TTL will be a minority shareholder in the new private limited company with less than 20 per cent stake, Mr P. Siganporia, Managing Director, told newspersons.
The transfer of business includes the estates' assets and liabilities, regional office, and connected service departments.
While these estates historically require their lease to be passed on in entirety, the remaining eight south Indian estates (including one coffee plantation), over which the company has `free hold', will be sold with current employment conditions maintained.
The move is subject to all necessary approvals and TTL will be seeking nod from shareholders through a postal ballot.
Shifting ownership to employees would help drop production cost per kg of tea by Rs 8-10, which will be useful to the new owners as well while weathering commodity price cycles. "The traditional colonial model of ownership is not sustainable," Mr Siganporia said.
He refused to quantify receipts to TTL from the transfer or sale of estates at market cost, though an independent valuation has been done by Ernst & Young.
ICICI Securities will extend debt to the new company and TTL plans to participate in subordinate debt.
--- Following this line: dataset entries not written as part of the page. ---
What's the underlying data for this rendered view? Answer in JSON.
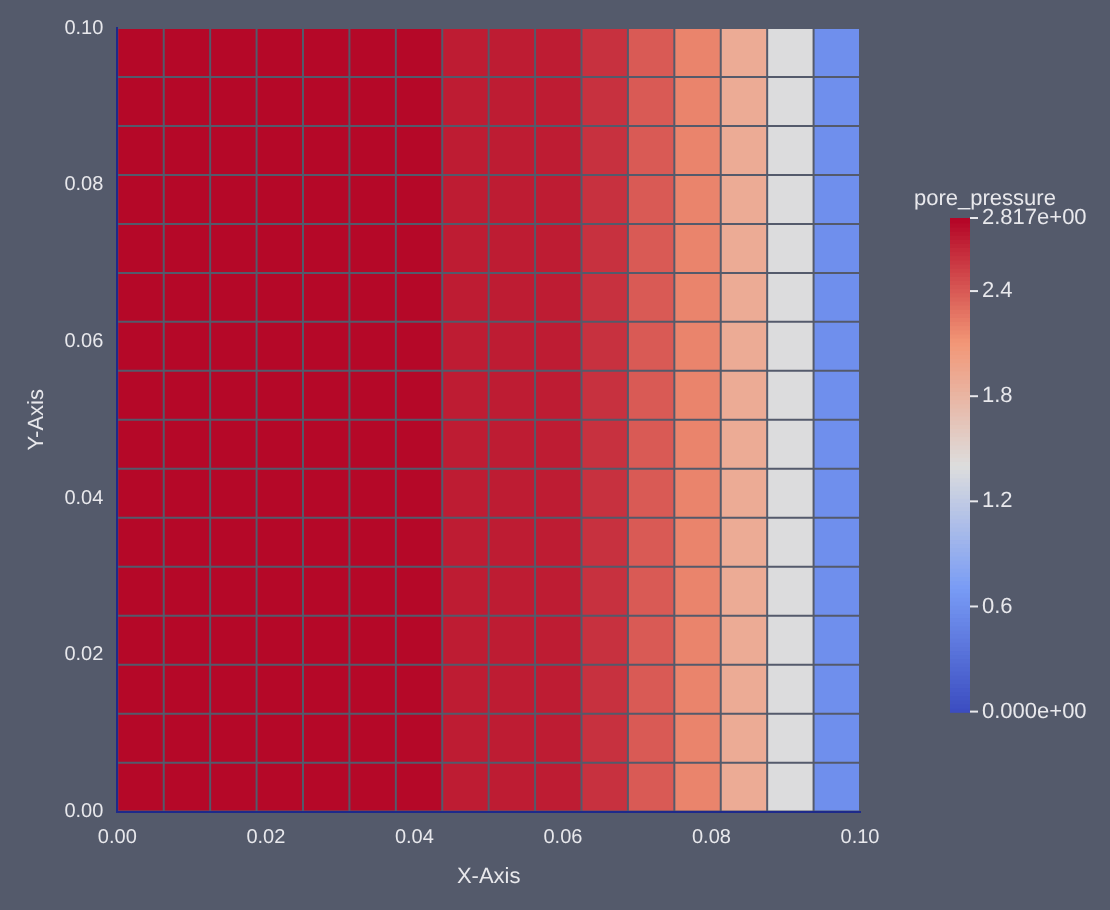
{
  "chart_data": {
    "type": "heatmap",
    "xlabel": "X-Axis",
    "ylabel": "Y-Axis",
    "clabel": "pore_pressure",
    "x": [
      0.003125,
      0.009375,
      0.015625,
      0.021875,
      0.028125,
      0.034375,
      0.040625,
      0.046875,
      0.053125,
      0.059375,
      0.065625,
      0.071875,
      0.078125,
      0.084375,
      0.090625,
      0.096875
    ],
    "y": [
      0.096875,
      0.090625,
      0.084375,
      0.078125,
      0.071875,
      0.065625,
      0.059375,
      0.053125,
      0.046875,
      0.040625,
      0.034375,
      0.028125,
      0.021875,
      0.015625,
      0.009375,
      0.003125
    ],
    "xlim": [
      0,
      0.1
    ],
    "xticks": [
      {
        "value": 0,
        "label": "0.00"
      },
      {
        "value": 0.02,
        "label": "0.02"
      },
      {
        "value": 0.04,
        "label": "0.04"
      },
      {
        "value": 0.06,
        "label": "0.06"
      },
      {
        "value": 0.08,
        "label": "0.08"
      },
      {
        "value": 0.1,
        "label": "0.10"
      }
    ],
    "ylim": [
      0,
      0.1
    ],
    "yticks": [
      {
        "value": 0,
        "label": "0.00"
      },
      {
        "value": 0.02,
        "label": "0.02"
      },
      {
        "value": 0.04,
        "label": "0.04"
      },
      {
        "value": 0.06,
        "label": "0.06"
      },
      {
        "value": 0.08,
        "label": "0.08"
      },
      {
        "value": 0.1,
        "label": "0.10"
      }
    ],
    "clim": [
      0,
      2.817
    ],
    "cticks": [
      {
        "value": 0,
        "label": "0.000e+00"
      },
      0.6,
      1.2,
      1.8,
      {
        "value": 2.4,
        "label": "2.4"
      },
      {
        "value": 2.817,
        "label": "2.817e+00"
      }
    ],
    "cells": [
      [
        2.8,
        2.8,
        2.8,
        2.8,
        2.8,
        2.8,
        2.8,
        2.7,
        2.7,
        2.7,
        2.6,
        2.4,
        2.2,
        1.9,
        1.4,
        0.6
      ],
      [
        2.8,
        2.8,
        2.8,
        2.8,
        2.8,
        2.8,
        2.8,
        2.7,
        2.7,
        2.7,
        2.6,
        2.4,
        2.2,
        1.9,
        1.4,
        0.6
      ],
      [
        2.8,
        2.8,
        2.8,
        2.8,
        2.8,
        2.8,
        2.8,
        2.7,
        2.7,
        2.7,
        2.6,
        2.4,
        2.2,
        1.9,
        1.4,
        0.6
      ],
      [
        2.8,
        2.8,
        2.8,
        2.8,
        2.8,
        2.8,
        2.8,
        2.7,
        2.7,
        2.7,
        2.6,
        2.4,
        2.2,
        1.9,
        1.4,
        0.6
      ],
      [
        2.8,
        2.8,
        2.8,
        2.8,
        2.8,
        2.8,
        2.8,
        2.7,
        2.7,
        2.7,
        2.6,
        2.4,
        2.2,
        1.9,
        1.4,
        0.6
      ],
      [
        2.8,
        2.8,
        2.8,
        2.8,
        2.8,
        2.8,
        2.8,
        2.7,
        2.7,
        2.7,
        2.6,
        2.4,
        2.2,
        1.9,
        1.4,
        0.6
      ],
      [
        2.8,
        2.8,
        2.8,
        2.8,
        2.8,
        2.8,
        2.8,
        2.7,
        2.7,
        2.7,
        2.6,
        2.4,
        2.2,
        1.9,
        1.4,
        0.6
      ],
      [
        2.8,
        2.8,
        2.8,
        2.8,
        2.8,
        2.8,
        2.8,
        2.7,
        2.7,
        2.7,
        2.6,
        2.4,
        2.2,
        1.9,
        1.4,
        0.6
      ],
      [
        2.8,
        2.8,
        2.8,
        2.8,
        2.8,
        2.8,
        2.8,
        2.7,
        2.7,
        2.7,
        2.6,
        2.4,
        2.2,
        1.9,
        1.4,
        0.6
      ],
      [
        2.8,
        2.8,
        2.8,
        2.8,
        2.8,
        2.8,
        2.8,
        2.7,
        2.7,
        2.7,
        2.6,
        2.4,
        2.2,
        1.9,
        1.4,
        0.6
      ],
      [
        2.8,
        2.8,
        2.8,
        2.8,
        2.8,
        2.8,
        2.8,
        2.7,
        2.7,
        2.7,
        2.6,
        2.4,
        2.2,
        1.9,
        1.4,
        0.6
      ],
      [
        2.8,
        2.8,
        2.8,
        2.8,
        2.8,
        2.8,
        2.8,
        2.7,
        2.7,
        2.7,
        2.6,
        2.4,
        2.2,
        1.9,
        1.4,
        0.6
      ],
      [
        2.8,
        2.8,
        2.8,
        2.8,
        2.8,
        2.8,
        2.8,
        2.7,
        2.7,
        2.7,
        2.6,
        2.4,
        2.2,
        1.9,
        1.4,
        0.6
      ],
      [
        2.8,
        2.8,
        2.8,
        2.8,
        2.8,
        2.8,
        2.8,
        2.7,
        2.7,
        2.7,
        2.6,
        2.4,
        2.2,
        1.9,
        1.4,
        0.6
      ],
      [
        2.8,
        2.8,
        2.8,
        2.8,
        2.8,
        2.8,
        2.8,
        2.7,
        2.7,
        2.7,
        2.6,
        2.4,
        2.2,
        1.9,
        1.4,
        0.6
      ],
      [
        2.8,
        2.8,
        2.8,
        2.8,
        2.8,
        2.8,
        2.8,
        2.7,
        2.7,
        2.7,
        2.6,
        2.4,
        2.2,
        1.9,
        1.4,
        0.6
      ]
    ]
  }
}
Bids have been received from interested parties for the eight `free hold' estates and quoted prices are higher from those seeking to grow more than just tea.
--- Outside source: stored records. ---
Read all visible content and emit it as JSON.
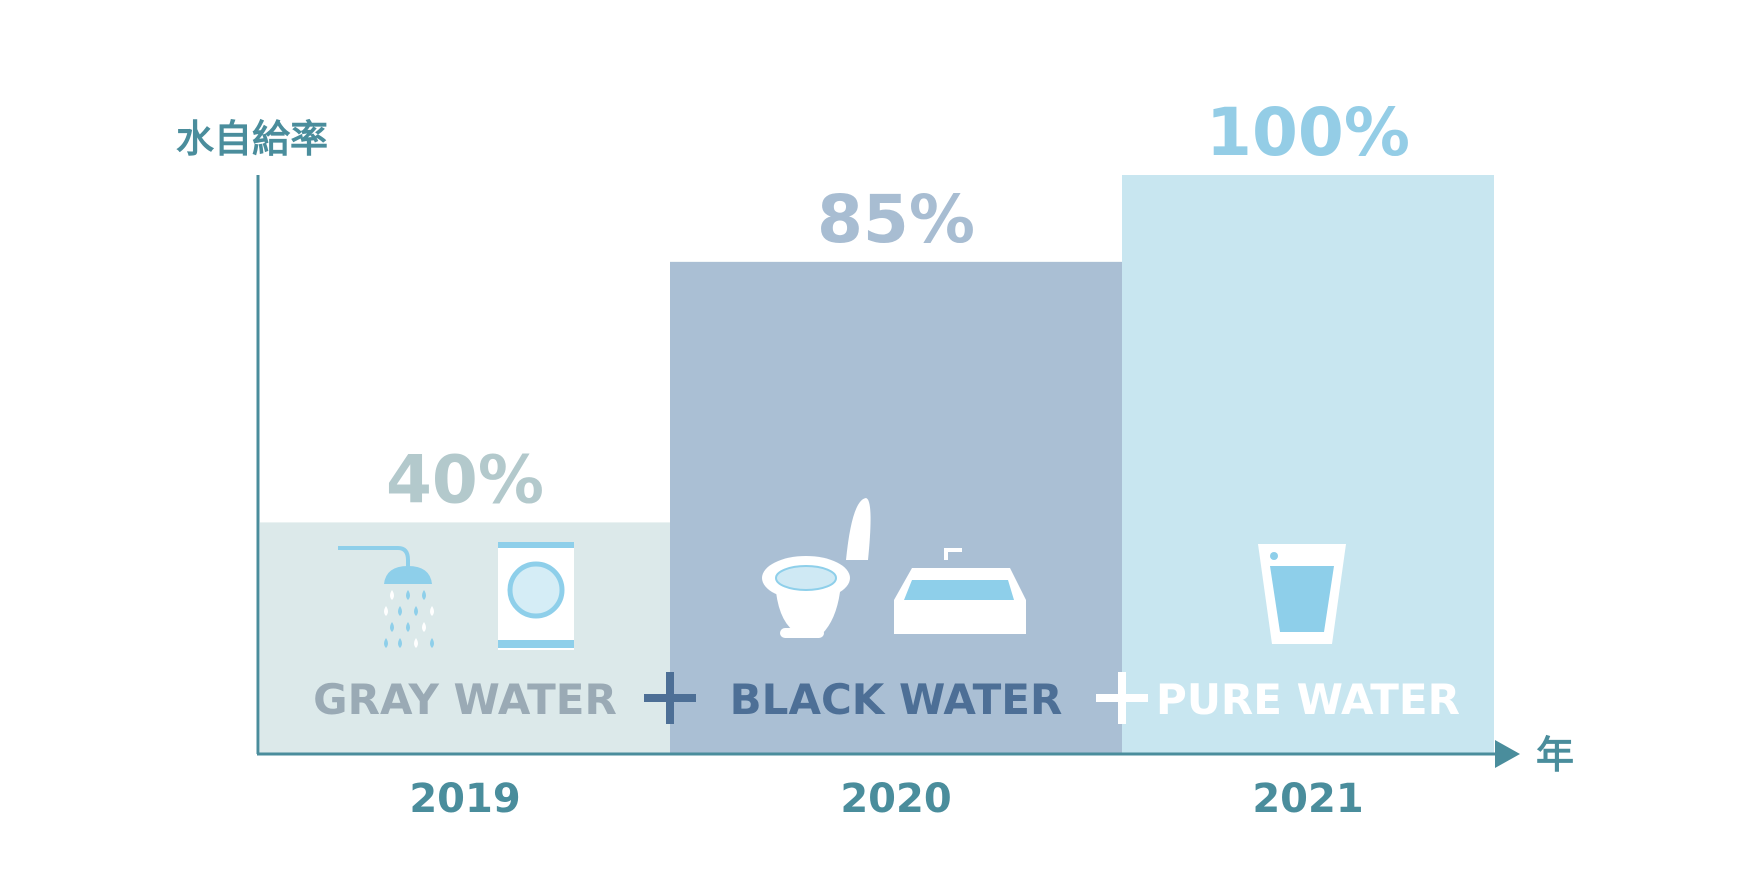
{
  "chart_data": {
    "type": "bar",
    "ylabel": "水自給率",
    "xlabel": "年",
    "ylim": [
      0,
      100
    ],
    "grid": false,
    "categories": [
      "2019",
      "2020",
      "2021"
    ],
    "values": [
      40,
      85,
      100
    ],
    "data_labels": [
      "40%",
      "85%",
      "100%"
    ],
    "segment_labels": [
      "GRAY WATER",
      "BLACK WATER",
      "PURE WATER"
    ],
    "separators": [
      "+",
      "+"
    ],
    "icons": [
      [
        "shower-icon",
        "washing-machine-icon"
      ],
      [
        "toilet-icon",
        "bathtub-icon"
      ],
      [
        "water-glass-icon"
      ]
    ],
    "colors": {
      "bars": [
        "#dce9ea",
        "#aabfd4",
        "#c8e6f0"
      ],
      "value_labels": [
        "#b3c9cc",
        "#a8bdd2",
        "#94cde6"
      ],
      "segment_labels": [
        "#9aaab5",
        "#4d6f96",
        "#ffffff"
      ],
      "separators": [
        "#4d6f96",
        "#ffffff"
      ],
      "axis": "#4a8d9c",
      "icon_accent": "#8ecfea"
    }
  }
}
The land lends itself to income from non-tea items as well, including fruits and even tourism.
Every year TTL produces about 65 million kg of tea, of which an estimated 30 million kg of black tea comes from its Southern estates.
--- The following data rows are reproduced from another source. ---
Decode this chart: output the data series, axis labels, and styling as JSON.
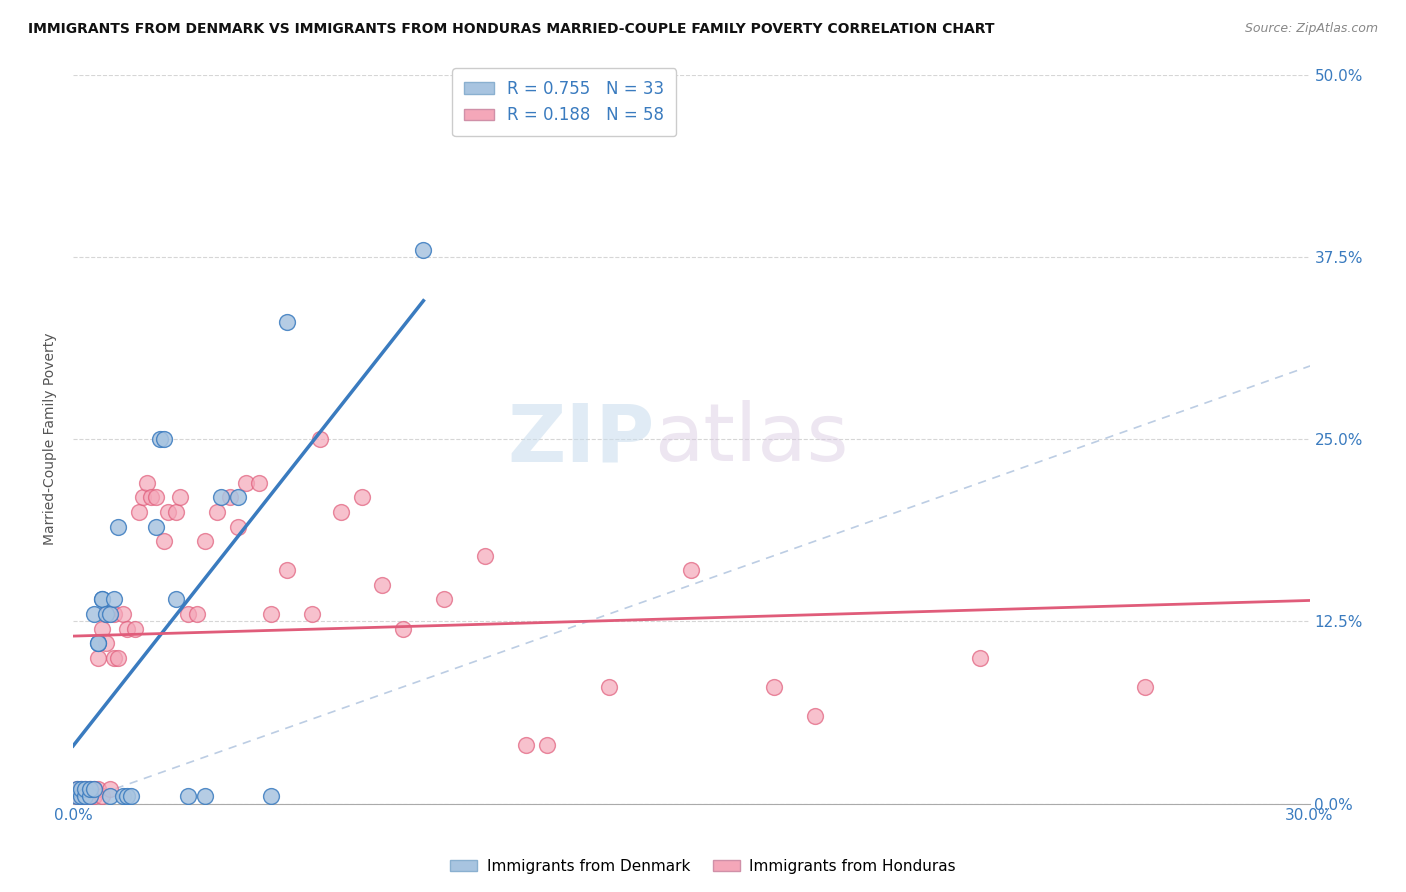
{
  "title": "IMMIGRANTS FROM DENMARK VS IMMIGRANTS FROM HONDURAS MARRIED-COUPLE FAMILY POVERTY CORRELATION CHART",
  "source": "Source: ZipAtlas.com",
  "ylabel": "Married-Couple Family Poverty",
  "legend_label1": "Immigrants from Denmark",
  "legend_label2": "Immigrants from Honduras",
  "R1": "0.755",
  "N1": "33",
  "R2": "0.188",
  "N2": "58",
  "xlim": [
    0,
    0.3
  ],
  "ylim": [
    0,
    0.5
  ],
  "xticks": [
    0.0,
    0.05,
    0.1,
    0.15,
    0.2,
    0.25,
    0.3
  ],
  "yticks": [
    0.0,
    0.125,
    0.25,
    0.375,
    0.5
  ],
  "ytick_labels": [
    "0.0%",
    "12.5%",
    "25.0%",
    "37.5%",
    "50.0%"
  ],
  "color_denmark": "#a8c4e0",
  "color_honduras": "#f4a7b9",
  "color_denmark_line": "#3a7bbf",
  "color_honduras_line": "#e05c7a",
  "color_diag_line": "#a0b8d8",
  "background_color": "#ffffff",
  "watermark_zip": "ZIP",
  "watermark_atlas": "atlas",
  "denmark_x": [
    0.001,
    0.001,
    0.002,
    0.002,
    0.003,
    0.003,
    0.004,
    0.004,
    0.005,
    0.005,
    0.006,
    0.006,
    0.007,
    0.007,
    0.008,
    0.009,
    0.009,
    0.01,
    0.011,
    0.012,
    0.013,
    0.014,
    0.02,
    0.021,
    0.022,
    0.025,
    0.028,
    0.032,
    0.036,
    0.04,
    0.048,
    0.052,
    0.085
  ],
  "denmark_y": [
    0.005,
    0.01,
    0.005,
    0.01,
    0.005,
    0.01,
    0.005,
    0.01,
    0.13,
    0.01,
    0.11,
    0.11,
    0.14,
    0.14,
    0.13,
    0.005,
    0.13,
    0.14,
    0.19,
    0.005,
    0.005,
    0.005,
    0.19,
    0.25,
    0.25,
    0.14,
    0.005,
    0.005,
    0.21,
    0.21,
    0.005,
    0.33,
    0.38
  ],
  "honduras_x": [
    0.001,
    0.001,
    0.002,
    0.002,
    0.003,
    0.003,
    0.004,
    0.004,
    0.005,
    0.005,
    0.006,
    0.006,
    0.007,
    0.007,
    0.008,
    0.008,
    0.009,
    0.01,
    0.01,
    0.011,
    0.012,
    0.013,
    0.015,
    0.016,
    0.017,
    0.018,
    0.019,
    0.02,
    0.022,
    0.023,
    0.025,
    0.026,
    0.028,
    0.03,
    0.032,
    0.035,
    0.038,
    0.04,
    0.042,
    0.045,
    0.048,
    0.052,
    0.058,
    0.06,
    0.065,
    0.07,
    0.075,
    0.08,
    0.09,
    0.1,
    0.11,
    0.115,
    0.13,
    0.15,
    0.17,
    0.18,
    0.22,
    0.26
  ],
  "honduras_y": [
    0.005,
    0.01,
    0.005,
    0.01,
    0.01,
    0.005,
    0.01,
    0.005,
    0.01,
    0.005,
    0.01,
    0.1,
    0.005,
    0.12,
    0.11,
    0.13,
    0.01,
    0.13,
    0.1,
    0.1,
    0.13,
    0.12,
    0.12,
    0.2,
    0.21,
    0.22,
    0.21,
    0.21,
    0.18,
    0.2,
    0.2,
    0.21,
    0.13,
    0.13,
    0.18,
    0.2,
    0.21,
    0.19,
    0.22,
    0.22,
    0.13,
    0.16,
    0.13,
    0.25,
    0.2,
    0.21,
    0.15,
    0.12,
    0.14,
    0.17,
    0.04,
    0.04,
    0.08,
    0.16,
    0.08,
    0.06,
    0.1,
    0.08
  ]
}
It has around 29,000 workers at its North Indian plantations and 24,000 in the South.
TTL will continue to source teas from the new company, but that will be one among several sources for similar teas worldwide.
Asked if a consequent flow of teas to the auctions could dampen prices, Mr Siganporia said that any such gap opened up in offtake would be filled in by other buyers.
Around 2,400 plantation workers from Southern estates belonging to the `concessional' category had opted for VRS a few months ago.
Over time, and particularly following the acquisition of Tetley, TTL's branded tea sales had grown to 83 per cent of total revenues.
Plantations, which account for just 11-12 per cent of revenues, continued to have high operating cost even amid low tea prices in the recent past.
For some time now, the company has been indicating an exit from the plantation business.
TTL's official statement said that the decision was "in line with the policy of the company to exit from plantations in order to develop and expand the branded business of the company both in India and globally."
Our Kochi Bureau reports: There was a bit of uncertainty as well as jubilation among the Tata Tea plantation workers in Munnar. Mr R. Kuppuswamy, leader of INTUC, one of the recognised trade unions, said that he was very happy that the workers were also being made stakeholders in the new enterprise.Mr C.A. Kurian of AITUC was a lot more circumspect. He said that many details had to be discussed and the consent from all the shareholders of Tata Tea had to be obtained before the move becomes a reality.
The management of Tata Tea had called a meeting with the workers tomorrow at Munnar to elucidate on the details of the move, he added.
The workers themselves would be holding a meeting on Sunday to chalk out their strategy before responding to this new initiative. Mr Kurian said that it was still too early to comment.